Aiken described In the Spirit as being in the zone, so to speak. "When I get into my paintings, I'm into something else besides myself." Aiken said. "I'm there—with all my knowledge that I can possibly bring—but when I get in the spirit I'm something greater than when I'm trying. The best thing I can do with a painting is try not to try...then it flows."
The works on display indeed flow—within each individual piece as well as around the room. Aiken greets visitors with two brightly painted blown glass vases on either side of the entrance. He then uses the left and right walls to house collages of smaller canvas paintings, which are tied together by a large, loose cloth painting spread along the back wall. The result is a sort of "stream of consciousness," according to Aiken.
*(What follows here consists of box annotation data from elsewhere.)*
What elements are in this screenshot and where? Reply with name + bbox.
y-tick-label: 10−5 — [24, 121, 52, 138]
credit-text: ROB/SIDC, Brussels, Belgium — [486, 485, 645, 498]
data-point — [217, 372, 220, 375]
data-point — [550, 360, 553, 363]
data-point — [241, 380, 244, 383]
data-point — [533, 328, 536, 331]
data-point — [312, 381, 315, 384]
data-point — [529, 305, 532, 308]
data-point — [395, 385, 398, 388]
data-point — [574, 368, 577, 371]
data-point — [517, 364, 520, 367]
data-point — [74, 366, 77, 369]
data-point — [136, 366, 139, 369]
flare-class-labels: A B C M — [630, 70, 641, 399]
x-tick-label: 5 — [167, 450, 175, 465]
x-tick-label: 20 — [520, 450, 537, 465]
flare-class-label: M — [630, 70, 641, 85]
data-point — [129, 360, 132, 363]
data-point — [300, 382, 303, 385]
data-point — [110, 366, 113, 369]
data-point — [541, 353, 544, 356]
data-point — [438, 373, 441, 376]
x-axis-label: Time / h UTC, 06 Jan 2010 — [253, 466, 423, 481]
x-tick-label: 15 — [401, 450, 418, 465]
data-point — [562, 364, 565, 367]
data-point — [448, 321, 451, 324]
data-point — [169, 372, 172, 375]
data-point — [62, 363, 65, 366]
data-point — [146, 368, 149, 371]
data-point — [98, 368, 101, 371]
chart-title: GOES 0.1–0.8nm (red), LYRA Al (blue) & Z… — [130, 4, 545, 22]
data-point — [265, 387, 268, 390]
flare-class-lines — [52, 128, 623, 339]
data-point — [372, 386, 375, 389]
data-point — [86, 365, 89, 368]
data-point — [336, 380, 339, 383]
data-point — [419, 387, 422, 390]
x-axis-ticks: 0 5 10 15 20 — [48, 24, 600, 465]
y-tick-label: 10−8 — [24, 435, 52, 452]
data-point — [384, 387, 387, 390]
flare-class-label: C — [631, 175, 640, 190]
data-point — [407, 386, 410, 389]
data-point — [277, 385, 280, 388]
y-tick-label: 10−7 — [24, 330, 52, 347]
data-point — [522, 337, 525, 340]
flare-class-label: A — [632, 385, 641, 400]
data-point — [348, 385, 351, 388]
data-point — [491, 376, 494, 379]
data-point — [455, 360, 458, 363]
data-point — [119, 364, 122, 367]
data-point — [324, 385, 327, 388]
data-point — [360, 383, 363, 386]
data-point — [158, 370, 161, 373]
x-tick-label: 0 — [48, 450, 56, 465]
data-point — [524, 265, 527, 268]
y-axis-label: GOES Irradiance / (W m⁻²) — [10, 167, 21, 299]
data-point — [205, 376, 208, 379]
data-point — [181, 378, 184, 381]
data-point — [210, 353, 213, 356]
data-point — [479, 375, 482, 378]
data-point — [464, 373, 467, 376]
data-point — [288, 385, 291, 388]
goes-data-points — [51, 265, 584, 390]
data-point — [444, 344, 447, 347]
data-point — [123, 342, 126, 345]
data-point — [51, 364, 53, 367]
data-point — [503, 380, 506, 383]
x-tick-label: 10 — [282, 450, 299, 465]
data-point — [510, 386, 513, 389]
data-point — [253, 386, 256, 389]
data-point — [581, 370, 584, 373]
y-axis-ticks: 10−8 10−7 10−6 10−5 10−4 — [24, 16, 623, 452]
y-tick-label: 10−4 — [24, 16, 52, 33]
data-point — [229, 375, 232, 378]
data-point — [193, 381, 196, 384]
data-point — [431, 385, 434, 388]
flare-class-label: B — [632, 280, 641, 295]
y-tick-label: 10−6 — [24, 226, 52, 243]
"I call it my DNA," said Aiken. "Because I paint a certain way—from top to bottom and side to side, even upside down-these [paintings] line up really well."
Aiken's style for In the Spirit draws upon on pattern and repetition. He hints at human imagery—faces and bodies that blend into abstraction within multiple layers of line and color. Aiken draws from his rich heritage (which includes African, Irish, and Hispanic roots) for inspiration.
"My ancestors just jump in there," said Aiken. "I'll start drawing and all of a sudden I'll just see something I'm not familiar with so I'll trace it...there's a whole array of people moving towards a village. I don't know if they're African or Native American or Asian or Mexican but they're different and they're well developed indigenous cultures—more sophisticated, probably, than we are. I don't know if it's future or past."
Aiken is asking for help in deciphering the mystery that he has created. The exhibit is meant to be an interactive exercise: notebooks are available throughout the room, and visitors are urged to write down what they see and how they feel about Aiken's work. "I only give you one percent," said Aiken. No matter how much I talk to people about these paintings, it's still only one percent. I want to hear their stories."
In the Spirit runs through February 25. The Gordon Parks Gallery is located on the third floor of Metropolitan State University's Library and Learning Center on the St. Paul Campus at 700 East Seventh Street.